The purpose of the email is to remind women of the efforts and sacrifices made for us by our grandmothers and great-grandmothers. Without their courage and conviction, it’s unlikely that American men would have thought of granting women’s suffrage on their own initiative. A review of history—including the “rule of thumb” law, women’s legal status as chattel, droit du seigneur, and the notion even today that women have smaller brains and are less intelligent than men—should persuade even the most apathetic woman that the gift of suffrage is not one to be squandered.

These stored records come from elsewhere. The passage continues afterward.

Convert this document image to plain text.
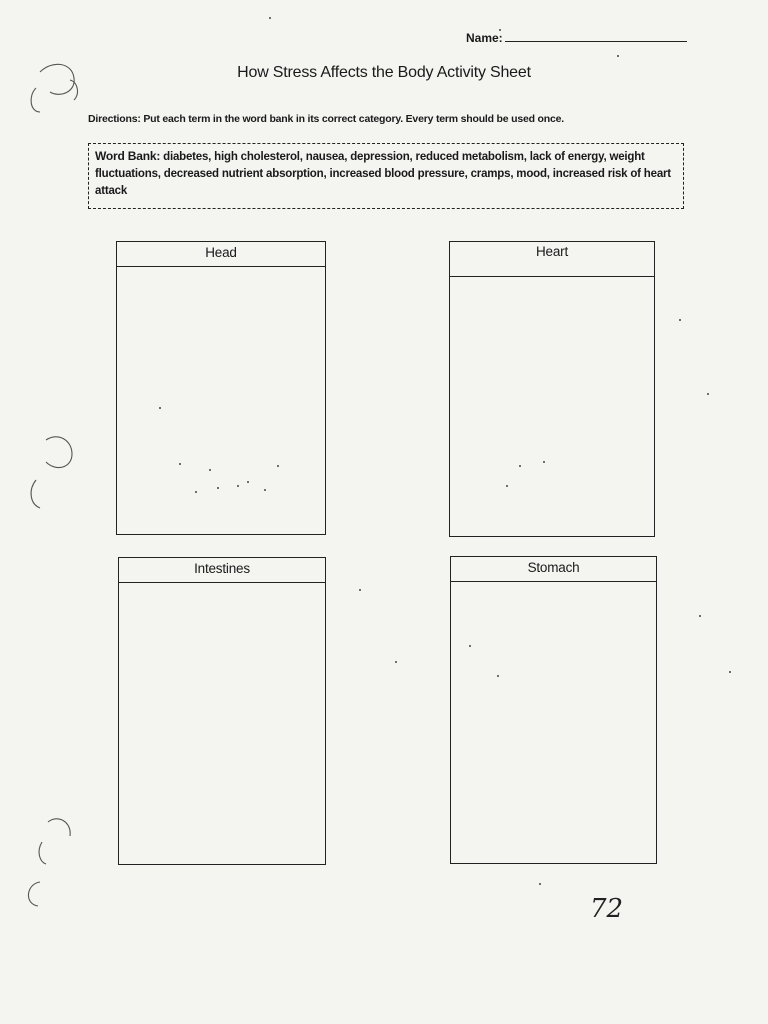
Name:
How Stress Affects the Body Activity Sheet
Directions: Put each term in the word bank in its correct category. Every term should be used once.
Word Bank: diabetes, high cholesterol, nausea, depression, reduced metabolism, lack of energy, weight fluctuations, decreased nutrient absorption, increased blood pressure, cramps, mood, increased risk of heart attack
Head	Heart
Intestines	Stomach
72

There is a facetious (or not-so-facetious) expression: “I don’t vote for politicians; it only encourages them.” On the other hand, what does NOT voting do? In the 2005 Iranian elections, a large proportion of the Iranian population stayed home. They were fed up with the current system and decided to protest by not participating in the election. Now look who they got.
I encourage everyone to view the photos below and take inspiration from these brave souls. And VOTE! (Early and often…)
Dora Lewis, knocked unconscious when a prison guard flung her into her cell
Lucy Burns, manacled to her cell bars on the “Night of Terror”
Alice Paul. When she embarked on a hunger strike, they tied her to a chair and force fed her until she vomited. This went on for weeks until word of her treatment was smuggled out to the press. Prison officials transferred Paul to a sanitarium in the hope of having her declared insane (and thus removing her from the helm of the suffrage movement).
Pauline Adams, sporting the prison garb she wore while serving a 60 day sentence.
Edith Ainge, of Jamestown, New York
Helena Hill Weed, Norwalk , Conn., serving 3 day sentence in D.C. prison for carrying banner, ‘Governments derive their just powers from the consent of the governed.’
Conferring over ratification of the 19th Amendment to the U.S. Constitution at National Woman’s Party headquarters, Jackson Place, Washington, D.C. Left to right: Mrs. Lawrence Lewis, Mrs. Abby Scott Baker, Anita Pollitzer, Alice Paul, Florence Boeckel, Mabel Vernon (standing, right).
Those interested in videos on the subject might be interested in the documentary “Not For Ourselves Alone” about the partnership of Susan B. Anthony and Elizabeth Cady Stanton. The 2004 HBO movie “Iron Jawed Angels” about the NWP’s battle for suffrage, starring Hilary Swank and Frances O’Connor, also looks good. I love what the sanitarium doctor evaluating Alice Paul for insanity tells the prison officials who have brought her there:
“Courage in women is often mistaken for insanity.”